International Business Machines Corporation (NYSE:IBM) has had a good start to the year - the stock is up about 4% year-to-date. When we talk about the stock performance of IBM these days, it should be kept in mind that the stock will not show large price swings due to the changes going on at the company. Over the last twelve months, the stock has lost more than 7%, so a gain of about 4% might not look like anything special; however, it does indicate that things are going in the right direction. The company has made some changes in its product mix by letting go of its x86 server to Lenovo (OTCPK:LNVGY). The deal will allow the company to get out of the highly-competitive market of servers and focus on other segments. We believe that this step of the company would improve its overall profit margin.
Getting Rid of The Low-Margin Segments?
IBM has adjusted its strategy by letting go of the businesses which offer low margins. The company announced its plans to sell its x86 server business unit in January 2014, which is now approved by the Indian authorities, as India is an important market for Lenovo; this approval was important for the company. IBM will sell this business unit to Lenovo for roughly $2.3 billion dollars. IBM will receive $2 billion in cash, and the rest will be paid in the form of Lenovo's stock. The X86 server business unit was not bringing considerable profits to the table; during the last year, this segment brought in $4.6 billion in revenues, and the company struggled to break even in the segment. The cash coming in from the deal can be invested in the business units which offer greater profit margins. The company can also use this cash to buy back shares or give an increased dividend. In addition, the deal includes all the assets and employees associated with x86 server.
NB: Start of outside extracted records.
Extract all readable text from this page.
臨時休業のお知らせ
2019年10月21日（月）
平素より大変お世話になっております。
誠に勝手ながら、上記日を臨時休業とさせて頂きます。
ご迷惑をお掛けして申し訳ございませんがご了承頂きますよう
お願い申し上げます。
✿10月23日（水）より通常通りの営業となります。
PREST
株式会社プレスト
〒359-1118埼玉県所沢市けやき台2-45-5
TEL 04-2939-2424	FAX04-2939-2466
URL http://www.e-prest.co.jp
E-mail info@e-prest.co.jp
This will decrease the salary and maintenance cost of the company.
Another reason why letting go of x86 server is the increasing competition by the new entrants. IBM's position in the servers business was very strong in the past, however, the dynamics of the business have changed drastically over the last few years. The servers are now becoming smaller and less expensive due to increased competition. Furthermore, the introduction of software based solutions has hurt the business heavily. Companies like Google (NASDAQ:GOOG) and Facebook (NASDAQ:FB) do not even buy servers from other manufacturers; these companies now make their own servers.
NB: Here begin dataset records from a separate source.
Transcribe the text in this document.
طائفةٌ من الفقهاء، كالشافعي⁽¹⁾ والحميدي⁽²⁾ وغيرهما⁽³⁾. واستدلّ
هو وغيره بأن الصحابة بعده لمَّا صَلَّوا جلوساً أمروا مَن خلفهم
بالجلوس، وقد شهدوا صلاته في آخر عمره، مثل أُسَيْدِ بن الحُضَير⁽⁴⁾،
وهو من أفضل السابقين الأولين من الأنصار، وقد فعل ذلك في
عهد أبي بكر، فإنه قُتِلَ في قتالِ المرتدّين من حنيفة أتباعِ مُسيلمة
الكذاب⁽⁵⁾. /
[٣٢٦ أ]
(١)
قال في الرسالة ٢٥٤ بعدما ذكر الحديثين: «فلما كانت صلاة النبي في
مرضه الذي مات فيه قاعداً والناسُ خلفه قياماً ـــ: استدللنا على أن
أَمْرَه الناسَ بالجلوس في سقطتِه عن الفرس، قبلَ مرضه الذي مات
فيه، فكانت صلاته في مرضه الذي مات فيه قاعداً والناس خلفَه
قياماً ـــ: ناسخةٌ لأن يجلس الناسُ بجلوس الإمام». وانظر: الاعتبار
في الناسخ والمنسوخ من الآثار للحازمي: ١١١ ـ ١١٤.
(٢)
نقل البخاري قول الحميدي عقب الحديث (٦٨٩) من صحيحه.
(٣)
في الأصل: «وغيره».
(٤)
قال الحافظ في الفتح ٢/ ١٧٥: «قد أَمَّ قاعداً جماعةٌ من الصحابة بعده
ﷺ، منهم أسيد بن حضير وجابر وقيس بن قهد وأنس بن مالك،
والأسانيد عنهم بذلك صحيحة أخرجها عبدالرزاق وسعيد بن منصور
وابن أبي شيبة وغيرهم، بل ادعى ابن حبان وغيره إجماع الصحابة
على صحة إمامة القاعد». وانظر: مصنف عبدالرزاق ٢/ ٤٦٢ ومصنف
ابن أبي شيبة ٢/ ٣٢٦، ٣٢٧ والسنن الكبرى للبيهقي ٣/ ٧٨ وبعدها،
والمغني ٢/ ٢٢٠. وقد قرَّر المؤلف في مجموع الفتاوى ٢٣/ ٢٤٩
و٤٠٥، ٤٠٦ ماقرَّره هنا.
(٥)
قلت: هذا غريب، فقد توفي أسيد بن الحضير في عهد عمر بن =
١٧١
Furthermore, Severgy has recently come up with an x86 based power server with a remarkable hardware. The margins were already low in this business segment, and the increasing competition would have made it even more difficult for the company to survive. The structure of the deal indicates that IBM expects Lenovo to get better value from the business; a portion of the price will be paid in Lenovo's stock, which shows that IBM management believes there is a chance of Lenovo's stock growing in the future.
Potential in Cloud
IBM has recently announced its plans of investing $10 million in the New Zealand market to cater to the needs of private organizations as well as public sector agencies. Previously, IBM announced that it will expand its footprint in cloud computing worldwide by investing $1.2 billion. As I mentioned above, the company is focusing on high-margin segments, and the Cloud computing is one of the fastest growing businesses in the world. The investments in this segment will go a long way in enhancing the margins of the company.
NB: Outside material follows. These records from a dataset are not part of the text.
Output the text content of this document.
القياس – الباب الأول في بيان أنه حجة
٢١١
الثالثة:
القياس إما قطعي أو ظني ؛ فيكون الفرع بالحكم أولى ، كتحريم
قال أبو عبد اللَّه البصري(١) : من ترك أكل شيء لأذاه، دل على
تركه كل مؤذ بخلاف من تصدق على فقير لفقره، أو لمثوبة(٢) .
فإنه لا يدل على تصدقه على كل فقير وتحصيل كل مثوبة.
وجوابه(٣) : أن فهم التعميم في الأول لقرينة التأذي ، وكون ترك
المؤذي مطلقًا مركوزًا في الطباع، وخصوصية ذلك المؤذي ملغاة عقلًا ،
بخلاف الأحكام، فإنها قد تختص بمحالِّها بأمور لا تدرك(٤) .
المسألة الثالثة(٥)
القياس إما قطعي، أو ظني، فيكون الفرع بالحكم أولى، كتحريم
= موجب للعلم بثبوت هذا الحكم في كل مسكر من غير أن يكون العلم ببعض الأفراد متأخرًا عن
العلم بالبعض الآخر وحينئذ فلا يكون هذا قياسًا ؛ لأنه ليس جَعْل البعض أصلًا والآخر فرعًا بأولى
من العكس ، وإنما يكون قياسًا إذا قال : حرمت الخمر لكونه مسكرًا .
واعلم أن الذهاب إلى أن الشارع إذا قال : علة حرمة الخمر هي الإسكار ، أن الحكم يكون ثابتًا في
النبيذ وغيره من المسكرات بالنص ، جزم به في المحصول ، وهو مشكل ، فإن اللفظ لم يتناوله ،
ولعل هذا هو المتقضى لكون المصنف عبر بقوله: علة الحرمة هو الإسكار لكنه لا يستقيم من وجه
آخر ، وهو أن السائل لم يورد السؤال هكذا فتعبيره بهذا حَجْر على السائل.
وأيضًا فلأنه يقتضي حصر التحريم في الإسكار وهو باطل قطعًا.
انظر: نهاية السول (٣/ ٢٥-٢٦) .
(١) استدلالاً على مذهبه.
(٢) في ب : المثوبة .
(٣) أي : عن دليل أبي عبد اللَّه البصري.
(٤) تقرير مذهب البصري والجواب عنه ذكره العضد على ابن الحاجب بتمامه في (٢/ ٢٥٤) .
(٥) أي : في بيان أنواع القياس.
Towards to end of the last year, cloud computing security services market was expected to be worth $2.1 billion, while this year, it is expected to reach $3.1 billion dollars. According to McKinsey&Company, the annual economic impact of cloud computing will be in the range of $1.7-6.2 trillion by 2025. There is no doubt that this segment will be hugely important for the company over the next few years. IBM expects to generate around $7 billion dollars of revenues from cloud computing services. Given the track record of IBM and the investments being done, we believe the target is achievable.
IBM's strategy to improve its profitability is working out, and it is apparent in its recent moves. Firstly, the strategy of the company is evolving to keep an optimum product mix with high profit margins. Secondly, the company is making high-margin investments, i.e. cloud computing, which is expected to grow tremendously over the next few years. Moreover, the company has already made huge cost cuts, and plans to continue to do so until it reaches a billion dollars in cost reductions as discussed in our previous article. We believe that these factors will contribute to better profitability in the coming quarters.
Disclosure: I have no positions in any stocks mentioned, and no plans to initiate any positions within the next 72 hours.
Business relationship disclosure: I have no positions in any stocks mentioned, and no plans to initiate any positions within the next 72 hours. IAEResearch is not a registered investment advisor or broker/dealer. This article was written by an analyst at IAEResearch and represents his/her personal opinion about the companies mentioned in the article. The article is for informational purposes only and it should not be taken as an investment advice. Investors are encouraged to conduct their own due diligence before making an investment decision. I am not receiving any compensation (other than from Seeking Alpha) for this article, and have no relationship with the companies mentioned in the article.